IN SUMMARY: The zygote derived colony is dynamic. "Worker cells" are generated from stem cells, whenever needed. These "worker cells" live then die; the dying cells generate cellular debris; this debris is a rich source of nutrient for both the zygote derived colony and many foreign (ie, not zygote derived) competetive cells and microbes. All such debris needs rapid and efficient (re-)assimilation. Miscreant zygote derived cells must also be identified, trashed and reassimilated. It is a continuing and differential process of – self implied – cell birth (from stem cells), cell death (from aging, disease, attack, mutation and etc), sick-cell housekeeping+clearance then cell regeneration (again from stem cells). This is frenetically active within what appears, to us, to be a stable individual that we recognise as a single animal. This stability is rather like a constant river eddy, or standing wave, through which is flowing a torrent of water (analogous to the flow of cells from birth to death to renewal).

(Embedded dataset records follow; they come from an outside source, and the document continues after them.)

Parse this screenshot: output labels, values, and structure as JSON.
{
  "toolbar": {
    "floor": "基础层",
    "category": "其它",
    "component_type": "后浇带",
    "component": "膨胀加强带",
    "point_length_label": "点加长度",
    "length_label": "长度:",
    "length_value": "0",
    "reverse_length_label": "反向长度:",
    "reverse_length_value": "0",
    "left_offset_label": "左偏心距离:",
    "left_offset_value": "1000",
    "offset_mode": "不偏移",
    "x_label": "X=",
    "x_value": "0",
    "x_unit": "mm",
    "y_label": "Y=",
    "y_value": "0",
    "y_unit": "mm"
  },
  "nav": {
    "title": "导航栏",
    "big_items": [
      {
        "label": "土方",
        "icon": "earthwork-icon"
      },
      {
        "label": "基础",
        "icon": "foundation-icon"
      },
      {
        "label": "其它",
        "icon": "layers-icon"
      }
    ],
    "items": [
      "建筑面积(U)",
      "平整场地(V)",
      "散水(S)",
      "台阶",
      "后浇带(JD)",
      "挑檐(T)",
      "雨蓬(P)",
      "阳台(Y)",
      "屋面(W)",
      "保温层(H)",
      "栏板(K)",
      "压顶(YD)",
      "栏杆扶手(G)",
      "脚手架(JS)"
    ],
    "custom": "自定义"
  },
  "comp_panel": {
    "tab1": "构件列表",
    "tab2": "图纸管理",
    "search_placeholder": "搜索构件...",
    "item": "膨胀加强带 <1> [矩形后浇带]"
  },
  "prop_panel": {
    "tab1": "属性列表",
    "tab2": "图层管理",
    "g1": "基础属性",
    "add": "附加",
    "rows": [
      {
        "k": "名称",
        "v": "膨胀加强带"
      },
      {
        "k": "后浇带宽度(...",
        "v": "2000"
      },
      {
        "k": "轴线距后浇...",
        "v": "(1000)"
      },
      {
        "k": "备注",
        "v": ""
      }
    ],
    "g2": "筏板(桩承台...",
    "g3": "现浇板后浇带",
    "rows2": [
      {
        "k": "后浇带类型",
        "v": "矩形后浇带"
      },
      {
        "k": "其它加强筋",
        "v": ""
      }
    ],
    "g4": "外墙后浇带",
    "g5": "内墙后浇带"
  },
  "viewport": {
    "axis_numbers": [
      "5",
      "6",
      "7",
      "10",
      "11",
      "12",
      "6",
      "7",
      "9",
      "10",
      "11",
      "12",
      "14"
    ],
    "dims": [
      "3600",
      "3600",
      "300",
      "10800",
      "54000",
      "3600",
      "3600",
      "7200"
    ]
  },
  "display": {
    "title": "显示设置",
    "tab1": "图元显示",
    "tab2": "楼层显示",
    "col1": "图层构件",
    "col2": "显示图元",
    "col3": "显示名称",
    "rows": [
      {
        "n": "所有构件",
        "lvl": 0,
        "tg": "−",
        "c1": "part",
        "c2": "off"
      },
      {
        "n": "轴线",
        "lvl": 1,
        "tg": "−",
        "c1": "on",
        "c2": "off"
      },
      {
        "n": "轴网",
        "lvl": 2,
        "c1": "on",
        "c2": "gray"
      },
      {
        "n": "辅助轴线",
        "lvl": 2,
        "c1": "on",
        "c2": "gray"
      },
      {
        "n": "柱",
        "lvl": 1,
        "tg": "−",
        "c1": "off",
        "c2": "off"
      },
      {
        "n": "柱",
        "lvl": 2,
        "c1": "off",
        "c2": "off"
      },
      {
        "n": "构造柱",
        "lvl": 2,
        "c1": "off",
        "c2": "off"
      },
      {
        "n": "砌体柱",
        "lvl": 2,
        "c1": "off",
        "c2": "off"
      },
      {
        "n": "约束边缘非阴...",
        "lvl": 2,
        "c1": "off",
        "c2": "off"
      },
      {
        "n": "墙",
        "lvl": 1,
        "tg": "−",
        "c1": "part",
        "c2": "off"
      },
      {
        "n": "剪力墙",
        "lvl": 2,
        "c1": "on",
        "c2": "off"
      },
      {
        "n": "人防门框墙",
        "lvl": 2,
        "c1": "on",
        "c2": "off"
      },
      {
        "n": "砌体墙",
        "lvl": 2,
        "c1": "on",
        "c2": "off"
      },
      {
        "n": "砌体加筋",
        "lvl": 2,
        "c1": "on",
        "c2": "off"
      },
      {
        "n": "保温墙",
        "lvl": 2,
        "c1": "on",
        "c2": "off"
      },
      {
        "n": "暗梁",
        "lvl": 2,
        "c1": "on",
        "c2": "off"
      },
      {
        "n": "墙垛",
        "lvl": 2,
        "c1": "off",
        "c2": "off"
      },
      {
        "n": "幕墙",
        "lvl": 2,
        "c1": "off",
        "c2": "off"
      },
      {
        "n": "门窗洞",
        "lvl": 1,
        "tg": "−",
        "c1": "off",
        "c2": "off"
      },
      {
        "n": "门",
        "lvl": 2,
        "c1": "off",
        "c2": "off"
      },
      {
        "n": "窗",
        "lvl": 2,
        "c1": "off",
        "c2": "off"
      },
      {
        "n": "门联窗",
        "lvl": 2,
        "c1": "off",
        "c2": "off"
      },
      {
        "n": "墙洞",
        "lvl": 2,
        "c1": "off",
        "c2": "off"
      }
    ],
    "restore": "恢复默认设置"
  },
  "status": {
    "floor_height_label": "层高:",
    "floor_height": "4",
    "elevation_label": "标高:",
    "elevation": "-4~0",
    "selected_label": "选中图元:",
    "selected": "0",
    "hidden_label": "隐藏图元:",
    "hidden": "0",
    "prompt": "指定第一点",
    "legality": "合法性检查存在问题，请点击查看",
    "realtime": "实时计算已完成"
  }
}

AN AFTERTHOUGHT: if you still think the purpose of the immune system is to protect us from (predominantly) many micro-organisms and don't understand how this is hiding a deeper understanding, then think of this analogy. The purpose of gravity is so that the sun can pull on the earth and the earth on the moon (and vice versa, of course). Ok, the assumption of this perspective allows us to take some shortcut approximations in calculating orbits and trajectories (good enough for NASA). This bows to our immediate interpretation of what we think we see. However, as Einstein taught us, this is an illusion. There is no action at a distance. As we get closer to a very large mass, distance gets traded for time and the passage of time slows the closer we get to it. It is this "time well" that determines "satellite" orbits – not an instant force at a distance where there is no physical attachment.

In the same vein, the overriding purpose of the adaptive immune system is to manage degenerating biological material, most of which is from degenerating zygote derived cells (self-cells) and then to try and reconstitute the original form. The "bugs" that damage us are inevitably associated with this degenerating debris and that is why they tend to attract aggressive adaptive IS responses. We rely upon the ancient and innate ability of phagocytes to chase and "eat" micro-organisms during the final microbe kill. Adopting the "chase, fight and kill microbes" perspective closes our minds to a deeper understanding of extended processes – particularly the regenerative/restorative functions of the adaptive IS.